8時間25分 両脇と背を付け合わせのコテあてをし、しわなどコテ仕上げする。直す箇所もあるなら直す。8時間30以内に着物を本畳みをし、終了する。
試験が終わると最初に記入した針の本数の記入用紙にまた針の本数を記入します。
※この時入針していると失格です!針の本数はしっかり数えましょう※
実技コツ
では私が実技で気を付けていたこと、先生に言われたことなど記載していこうと思います。
参考にしていただけると嬉しいです!
要点にまとめていこうと思います。
縦縫いについて
すべての作業を繰り上げることが第一ですが、着物を8時間30分で縫いきるには縦縫いを早くすることが第一に考えることかと思います。
学校で習う基本の運針の大きさは1寸間に7~8目と教わったと思います。
速く縫うことを意識すると縫い目が大きくなりがちですよね?
縦縫いの縫い目の大きさも大きく採点には影響するかはわかりませんが、点数にに入るかと思います。
縫い目は1寸に5~6目ではなく、なるべく大きくならないように7~8目を意識して縫いましょう。
糸しごきなどできていないと減点になると思うので、糸しごき、針しごきなどもしっかりしましょう!
しすぎて糸ゆるみなど無いようにしましょう!
縫いはまっすぐ、ハの字など無いよう、キセむらなど無いようにしましょう。
裾について
裾は必ず採点に入る箇所です!私はここを特に気を付けて縫いました。(今思うと反省点も多いですが…)
きれいな裾のポイント
- 裾ふきが均等(ふきは基本垂れものの着物なら8厘。太くとも細くともなってしまうかもしれませんが、ふきが均等なら大丈夫です。)

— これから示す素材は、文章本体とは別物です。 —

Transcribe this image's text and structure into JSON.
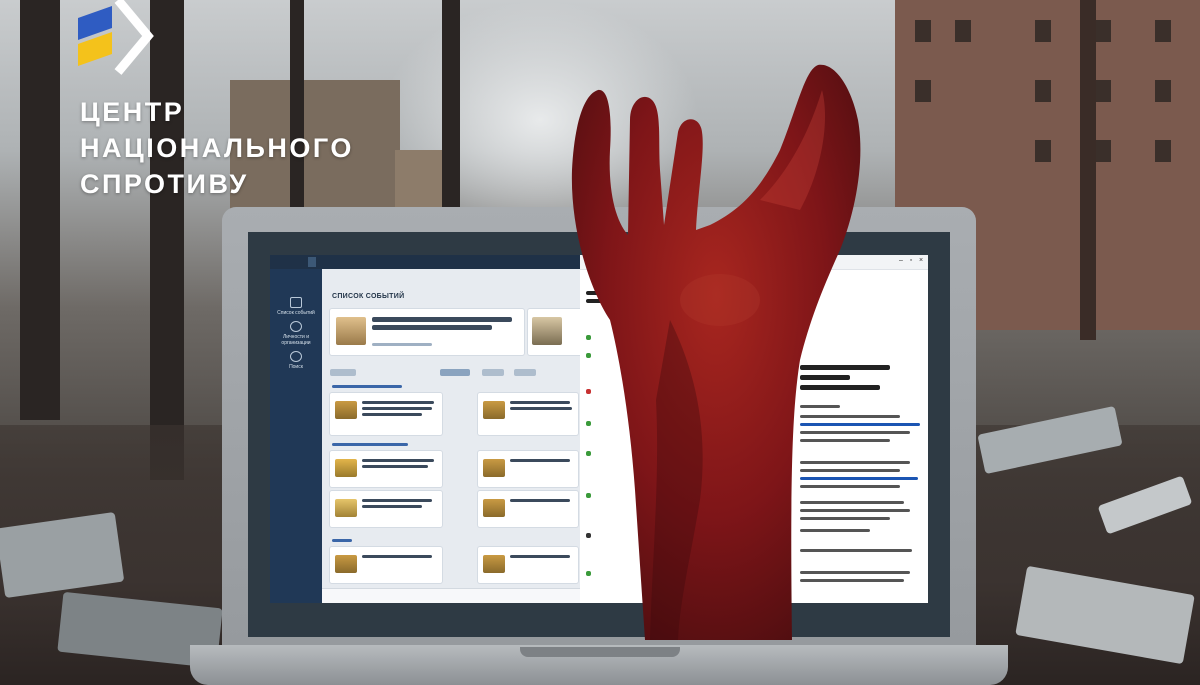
{
  "branding": {
    "title_lines": [
      "ЦЕНТР",
      "НАЦІОНАЛЬНОГО",
      "СПРОТИВУ"
    ],
    "logo": {
      "icon": "ukraine-flag-chevron-logo",
      "colors": {
        "blue": "#2f5cc2",
        "yellow": "#f4c21b",
        "chevron": "#ffffff"
      }
    }
  },
  "laptop_screen": {
    "main_heading": "СПИСОК СОБЫТИЙ",
    "sidebar_items": [
      "Список событий",
      "Личности и организации",
      "Поиск"
    ]
  },
  "colors": {
    "blood": "#8a1418",
    "screen_sidebar": "#203856"
  }
}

- 裾の縫い代の分厚さが均等。(脇や衽などは縫い代が多く完成した際に分厚くなりがちです。コテでしっかりつぶし、縫い代がないところはあまりつぶしすぎないようにしましょう。)
- しつけがまっすぐ、均等。(しつけの大きさは基本7分、衽、前身頃、後ろ見頃のしつけの数は揃えましょう。)
- 褄の形が左右で同じ
きれいな裾を作るためには、各学校で縫い方や作り方が違ってくるかとは思いますが、表の着物と裏地の自の目が寸分狂わないように縫うことが大事だと思います。

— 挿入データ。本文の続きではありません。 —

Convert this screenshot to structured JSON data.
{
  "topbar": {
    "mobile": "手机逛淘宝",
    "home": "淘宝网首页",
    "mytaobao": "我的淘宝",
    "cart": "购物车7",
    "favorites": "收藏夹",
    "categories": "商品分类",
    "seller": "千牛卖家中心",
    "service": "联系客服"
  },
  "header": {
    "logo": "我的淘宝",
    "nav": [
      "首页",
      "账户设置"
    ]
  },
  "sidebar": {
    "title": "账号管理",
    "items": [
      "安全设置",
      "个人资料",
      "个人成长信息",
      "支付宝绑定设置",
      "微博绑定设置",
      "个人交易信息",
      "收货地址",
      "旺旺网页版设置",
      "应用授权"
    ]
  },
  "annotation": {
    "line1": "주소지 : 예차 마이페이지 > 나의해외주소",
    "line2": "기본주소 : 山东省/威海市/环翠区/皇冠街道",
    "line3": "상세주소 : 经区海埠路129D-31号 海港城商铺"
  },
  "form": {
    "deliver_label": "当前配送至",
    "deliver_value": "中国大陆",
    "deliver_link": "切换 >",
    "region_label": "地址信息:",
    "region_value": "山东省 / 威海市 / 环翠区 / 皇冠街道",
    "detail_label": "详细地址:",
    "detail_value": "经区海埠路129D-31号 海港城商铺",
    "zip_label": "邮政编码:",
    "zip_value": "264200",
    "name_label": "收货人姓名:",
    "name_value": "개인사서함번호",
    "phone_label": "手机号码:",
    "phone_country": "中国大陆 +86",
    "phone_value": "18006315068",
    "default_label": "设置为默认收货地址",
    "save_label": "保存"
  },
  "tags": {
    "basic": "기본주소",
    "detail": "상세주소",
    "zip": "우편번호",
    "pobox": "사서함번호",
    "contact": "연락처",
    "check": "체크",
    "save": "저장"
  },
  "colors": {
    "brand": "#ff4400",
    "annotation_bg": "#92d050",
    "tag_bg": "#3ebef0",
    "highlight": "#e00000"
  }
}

裾を中からコテあてでつぶす時も裾から1寸5分くらいは縦縫いのとこをは縦にコテあてをし、形をしっかり決めておくとよいでしょう。
中とじについて
中とじはスピードを出せる箇所だと思います。
背、脇、衽、それぞれ1本入れるのに5分を目指しましょう!
中とじは外から見られないので多少大きくとも大丈夫だとは思いますが、大きくとも1寸程度にしておきましょう。

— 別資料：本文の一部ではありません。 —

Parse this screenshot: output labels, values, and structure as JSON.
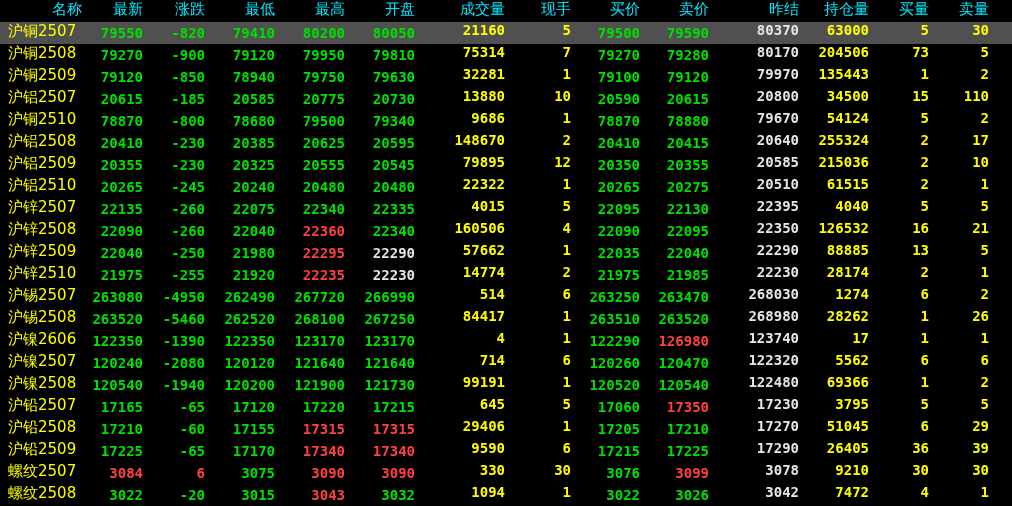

中じのスタートは裾からだとはおもいますが、裾から1寸以内に中とじをしていないと減点になると思います。
中とじが入れにくい箇所にはなりますが、裾の出来上がり、ギリギリのところから中とじを入れましょう!
裏地のハギ縫いされているとことも中とじが入れにくい箇所です。ですが、中とじの採点をする際、裾のところ、ハギのところを中とじを見るらしいのでここは5~7分くらいの細かめの中とじを入れましょう。
ハギ縫いについて
ハギ縫いは胴裏と八掛と、違う生地同士を縫い合わすので、細かく縫います。
裏地の胴はぎ縫いのところですがなるべく細かめに縫いましょう!
縫い目は1寸間に10目以上を目指すとよいでしょう
試験をうけてみて
ここからは私の試験を受ける前の気持ちや体調、縫いについて書いていきます。
試験勉強をはじめたのはだいたい3か月前、本格的に練習したしたのは1か月くらい前だと思います。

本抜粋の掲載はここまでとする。